Me, then a skinny rake of a man, tired as fuck, having to tell some drunk beefy lads with tempers shorter than their IQ numbers that it was time to close up at 6 am must have been quite the sight. A situation that existed because in the infinite wisdom of my overseer, a family not here for sordid last-minute flings and regret happened to be placed in a room that was directly above the decking outside the bar that was used as a smoking area. And yes, they were a bit miffed at being kept up by a bunch of sentient Spam cans talking loudly outside and discussing conquests in explicit detail. Jack Torrance doesn’t know how lucky he was to just have pervy ghosts hassling him.

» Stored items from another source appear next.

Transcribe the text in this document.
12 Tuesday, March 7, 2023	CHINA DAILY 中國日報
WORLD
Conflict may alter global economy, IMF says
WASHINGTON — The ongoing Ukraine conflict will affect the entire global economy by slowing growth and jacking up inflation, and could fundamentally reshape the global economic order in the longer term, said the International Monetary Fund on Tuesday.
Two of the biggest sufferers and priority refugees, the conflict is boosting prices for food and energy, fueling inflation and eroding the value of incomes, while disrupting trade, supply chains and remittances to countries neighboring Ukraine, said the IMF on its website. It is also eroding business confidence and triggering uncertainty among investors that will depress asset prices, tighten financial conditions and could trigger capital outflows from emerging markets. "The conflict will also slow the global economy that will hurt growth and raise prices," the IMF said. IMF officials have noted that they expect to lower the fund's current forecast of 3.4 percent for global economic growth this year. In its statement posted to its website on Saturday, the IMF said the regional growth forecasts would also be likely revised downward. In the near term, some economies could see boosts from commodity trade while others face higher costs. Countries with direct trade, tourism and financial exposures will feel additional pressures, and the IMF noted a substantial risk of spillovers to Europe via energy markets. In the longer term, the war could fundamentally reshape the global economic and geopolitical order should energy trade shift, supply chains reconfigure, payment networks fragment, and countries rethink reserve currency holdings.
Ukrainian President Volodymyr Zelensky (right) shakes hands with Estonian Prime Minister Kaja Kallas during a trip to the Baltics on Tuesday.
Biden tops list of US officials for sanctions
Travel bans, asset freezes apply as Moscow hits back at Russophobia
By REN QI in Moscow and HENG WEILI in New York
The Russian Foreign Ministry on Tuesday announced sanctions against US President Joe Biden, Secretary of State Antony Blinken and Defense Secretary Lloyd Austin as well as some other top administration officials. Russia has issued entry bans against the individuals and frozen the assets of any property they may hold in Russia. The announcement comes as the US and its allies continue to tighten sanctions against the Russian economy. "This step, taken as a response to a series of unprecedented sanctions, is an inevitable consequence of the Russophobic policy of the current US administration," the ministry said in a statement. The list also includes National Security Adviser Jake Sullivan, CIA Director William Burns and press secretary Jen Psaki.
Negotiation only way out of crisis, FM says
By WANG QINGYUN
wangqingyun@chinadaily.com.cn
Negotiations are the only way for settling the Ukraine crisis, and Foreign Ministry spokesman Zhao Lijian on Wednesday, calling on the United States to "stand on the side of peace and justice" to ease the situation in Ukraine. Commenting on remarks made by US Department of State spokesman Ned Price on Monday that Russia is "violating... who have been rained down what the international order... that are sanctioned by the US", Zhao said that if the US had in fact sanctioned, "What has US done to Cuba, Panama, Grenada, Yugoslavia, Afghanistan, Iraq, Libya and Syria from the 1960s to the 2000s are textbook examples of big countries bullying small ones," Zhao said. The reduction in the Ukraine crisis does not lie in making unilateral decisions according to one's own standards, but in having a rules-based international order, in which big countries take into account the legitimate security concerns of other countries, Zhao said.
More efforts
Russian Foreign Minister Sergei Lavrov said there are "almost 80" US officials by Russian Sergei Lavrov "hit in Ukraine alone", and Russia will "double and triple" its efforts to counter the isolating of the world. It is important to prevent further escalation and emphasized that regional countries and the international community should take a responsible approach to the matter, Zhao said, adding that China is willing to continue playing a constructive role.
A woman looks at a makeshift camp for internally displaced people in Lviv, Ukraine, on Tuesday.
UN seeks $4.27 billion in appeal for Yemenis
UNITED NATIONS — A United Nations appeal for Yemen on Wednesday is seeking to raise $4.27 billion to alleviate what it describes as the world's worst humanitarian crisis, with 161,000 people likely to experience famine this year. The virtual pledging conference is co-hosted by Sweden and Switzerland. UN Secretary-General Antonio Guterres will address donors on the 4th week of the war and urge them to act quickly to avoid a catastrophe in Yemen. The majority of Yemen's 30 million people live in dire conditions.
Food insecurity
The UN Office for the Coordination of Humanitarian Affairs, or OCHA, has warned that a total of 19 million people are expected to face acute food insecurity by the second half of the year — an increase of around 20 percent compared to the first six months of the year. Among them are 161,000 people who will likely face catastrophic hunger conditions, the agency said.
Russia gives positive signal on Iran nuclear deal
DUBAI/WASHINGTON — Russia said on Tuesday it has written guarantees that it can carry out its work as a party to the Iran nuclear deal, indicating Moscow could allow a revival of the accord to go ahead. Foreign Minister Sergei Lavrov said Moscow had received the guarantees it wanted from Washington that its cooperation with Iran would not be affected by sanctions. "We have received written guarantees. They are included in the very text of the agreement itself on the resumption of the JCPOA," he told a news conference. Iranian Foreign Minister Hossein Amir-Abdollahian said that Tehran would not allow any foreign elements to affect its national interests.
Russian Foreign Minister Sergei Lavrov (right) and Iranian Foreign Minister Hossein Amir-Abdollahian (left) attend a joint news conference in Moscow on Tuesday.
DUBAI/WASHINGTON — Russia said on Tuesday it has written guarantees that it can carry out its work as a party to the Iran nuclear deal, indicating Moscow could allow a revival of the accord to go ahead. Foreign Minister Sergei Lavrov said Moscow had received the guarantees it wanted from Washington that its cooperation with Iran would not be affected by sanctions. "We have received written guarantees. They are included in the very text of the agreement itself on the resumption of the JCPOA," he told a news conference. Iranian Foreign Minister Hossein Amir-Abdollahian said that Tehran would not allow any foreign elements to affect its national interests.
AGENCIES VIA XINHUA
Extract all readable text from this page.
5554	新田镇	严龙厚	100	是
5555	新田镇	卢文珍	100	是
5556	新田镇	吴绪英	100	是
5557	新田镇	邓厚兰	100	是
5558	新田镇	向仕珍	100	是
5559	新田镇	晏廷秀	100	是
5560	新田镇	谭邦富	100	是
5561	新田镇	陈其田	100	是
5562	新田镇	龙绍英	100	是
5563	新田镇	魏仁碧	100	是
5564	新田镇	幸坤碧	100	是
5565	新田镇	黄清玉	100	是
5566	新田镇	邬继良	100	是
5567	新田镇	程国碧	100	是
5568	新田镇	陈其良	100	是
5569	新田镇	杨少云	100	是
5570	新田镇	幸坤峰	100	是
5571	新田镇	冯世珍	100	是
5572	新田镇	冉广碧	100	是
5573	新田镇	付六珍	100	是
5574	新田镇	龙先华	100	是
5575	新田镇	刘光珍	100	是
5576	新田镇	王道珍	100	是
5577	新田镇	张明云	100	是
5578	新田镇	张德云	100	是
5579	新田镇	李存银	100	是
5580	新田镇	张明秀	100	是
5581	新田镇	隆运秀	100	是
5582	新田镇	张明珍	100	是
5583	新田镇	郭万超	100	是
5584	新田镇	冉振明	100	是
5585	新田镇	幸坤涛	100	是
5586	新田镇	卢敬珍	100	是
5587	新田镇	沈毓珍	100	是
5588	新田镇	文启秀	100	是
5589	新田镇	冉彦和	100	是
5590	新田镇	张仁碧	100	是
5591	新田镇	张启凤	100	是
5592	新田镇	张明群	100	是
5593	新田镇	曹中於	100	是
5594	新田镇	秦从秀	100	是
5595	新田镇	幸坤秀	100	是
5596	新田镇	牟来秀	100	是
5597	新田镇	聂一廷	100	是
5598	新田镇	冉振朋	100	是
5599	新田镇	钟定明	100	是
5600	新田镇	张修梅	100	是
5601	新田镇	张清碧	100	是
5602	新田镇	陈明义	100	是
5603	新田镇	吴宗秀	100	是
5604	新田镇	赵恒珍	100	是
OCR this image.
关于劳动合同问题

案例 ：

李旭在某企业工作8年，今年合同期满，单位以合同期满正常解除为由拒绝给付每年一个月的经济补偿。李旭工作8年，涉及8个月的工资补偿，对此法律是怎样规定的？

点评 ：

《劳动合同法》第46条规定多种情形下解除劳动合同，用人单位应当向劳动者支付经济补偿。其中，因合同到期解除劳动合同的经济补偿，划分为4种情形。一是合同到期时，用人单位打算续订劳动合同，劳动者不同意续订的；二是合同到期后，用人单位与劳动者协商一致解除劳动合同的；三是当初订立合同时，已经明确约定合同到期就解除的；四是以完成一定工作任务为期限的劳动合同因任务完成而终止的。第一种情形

I know mining trauma is a hot commodity for internet articles (AI can’t take that from us! Right?), so I promise this is just a low-level addition to that pile. Just one more wafer-thin shoegaze. That job came after a frankly horrendous spell as a pub manager where the higher-ups were experts in gaslighting, so to get it all over again was not the forward step I’d hoped for. It was the last customer-facing job I had. As frustrating as being a freelance writer in this day and age can be, I’d take it several times over dealing with the general public in face-to-face encounters. Hell, I’d rather be just a stay-at-home dad with no personal income if that’s how the dice rolled.

Horror makes for a great bedfellow when trying to work through such things because there is a distance to participating in someone else’s isolated worklife. I recently watched two films that used that quite well, with differing quality. Open 24 Hours was, aside from its serial killer angle, a microcosm of how unpleasant customer-facing jobs can be, especially those that exist during the unwaking hours. The film is a tad middling overall, but that truck stop was its strength.

Then there was Enys Men. Mark Jenkins’ folk horror follow-up to his cult hit Bait. Set on an isolated island, a woman is doing daily reports on a strange flower and the only landmark outside her salt-battered house is an ominous rock on the hill. It’s a strange, hypnotic film that captured the isolation of the situation. Then by some coincidence, I then played the console release of No One Lives Under the Lighthouse. Different directions for the horror in each, but both have a similar central setup.

The opening moments of No One Lives Under the Lighthouse really sell the mood. The PSX visuals’ ability to be unsettling is used to perfection. And there’s a beautiful dread weight to it right from the off. All you do in that opening segment is a few tasks revolving around the upkeep of the lighthouse on your new island home, but there’s still an ominous feeling there. I was almost sad when it changed gears and revealed its true nature. Only a little though because it’s still a fab game.

The tipping point for writing about this was playing the short itch.io gem Graveyard Duty by FarlontJosh. It sees a protagonist receive a letter to start a new job looking after a cemetery. Upon arriving at the job they still aren’t sure they applied for, a set of rules have been left that doesn’t exactly instill confidence in this being a quiet job. The dead are restless in this graveyard, but in true customer-facing horror, your task is simply to appease their oddly incessant demands.

It’s probably the ultimate form of this brand of horror, because if you did choose to walk away from the shitty, soul-sapping job, you’d at best end up permanently haunted in a traditional sense. And those of us who have endured and survived the terrors of catering to the general public will tell you the only haunting should be from the guy off his head on a drug cocktail that threatened to murder you for not serving him breakfast at 4 am on a Sunday.